We acknowledge that this study involves a smaller number of families compared with some of the previous studies that suggested oligogenicity in BBS. However, we believe the unprecedented sequencing of all 14 BBS genes and the MGC1203 modifier in both affected and, as importantly, in unaffected members of mostly large families lend credence to the significance of our failure to identify a single unequivocal instance of triallelism. We stress here that, despite the private nature of most of our mutations, the remarkable degree of locus and allelic heterogeneity we observed in our population supports the generalizability of our data and argues against the hypothetical possibility that our use of a different population was the reason for the apparent lack of oligogenicity. We also acknowledge that our study design essentially misses the presence of ‘third’ alleles in yet unidentified BBS genes or other ciliopathy genes. However, the available body of literature is primarily concerned with the ‘third’ allele being one of the known BBS genes.

The findings of this study make it possible to suggest two scenarios that may have erroneously supported triallelism in BBS. The first is related to the cryptic splicing mutations, which can be very difficult to identify on DNA sequencing.
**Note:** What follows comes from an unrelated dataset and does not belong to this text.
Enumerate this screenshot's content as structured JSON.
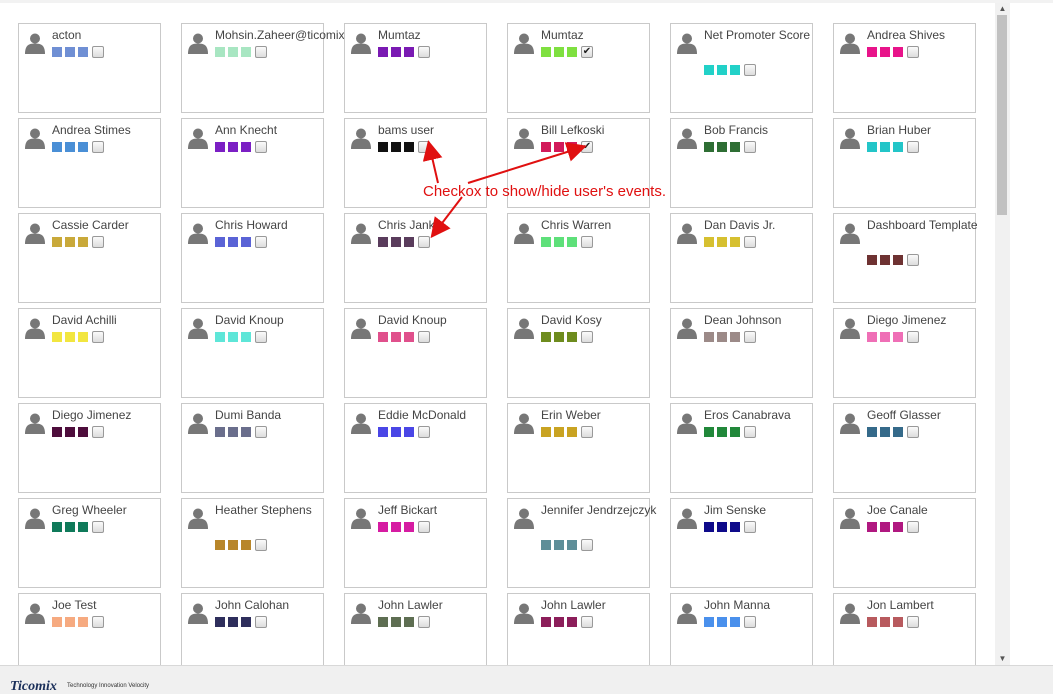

Although the homoallelic nature of these mutations in this study allowed us to identify them, it is quite possible that the presence of such mutations in compound heterozygous state with other easier to identify mutations can lead to the erroneous conclusion that the BBS gene in question carries only one allele and the subsequent search for other alleles can indeed uncover some, although these may not be necessarily pathogenic as we showed. We also suggest another scenario in which extremely mild expressivity in the form of isolated RP may be interpreted as non-penetrance as this is an age-dependant phenotype.

It is noteworthy that our ability to identify the mutation in all families enrolled in this ongoing study was very helpful in directly testing the triallelism hypothesis. This detection rate is higher than what is described in other studies.29, 44 Indeed, 75% detection rate is commonly cited in the literature. Clearly, genetic homogeneity and founder effect in the study population cannot be invoked as plausible explanations to our high detection rate as they are in direct contradiction to what we observed in this study. In fact, and consistent with our theory that, in the right setting, consanguinity overrides founder effect, we have observed a similar phenomenon in BBS.33 Our experience with cryptic splicing mutations suggests that our ability to combine genomic DNA analysis with targeted transcript analysis that is informed by homozygosity scan is a likely reason for our high detection rate. In other words, although we acknowledge the potential presence of other BBS loci, we believe their presumed contribution is probably inflated by the inability to identify unusual mutations in known BBS genes in previous studies.

In conclusion, we show in the most comprehensive sequencing-based study to date on BBS that evidence is lacking of oligogenicity. Although this study cannot conclusively rule out the possibility of occurrence of oligogenic BBS, it does suggest that such occurrence, if it exists, is not seen in the overwhelming majority of BBS patients. Because of the uncertainty surrounding genetic counseling of families with this disease that stems from reports of oligogenicity, we believe this study and others that support a model in which BBS is a fully penetrant autosomal recessive disease in the overwhelming majority of cases will be of great clinical utility.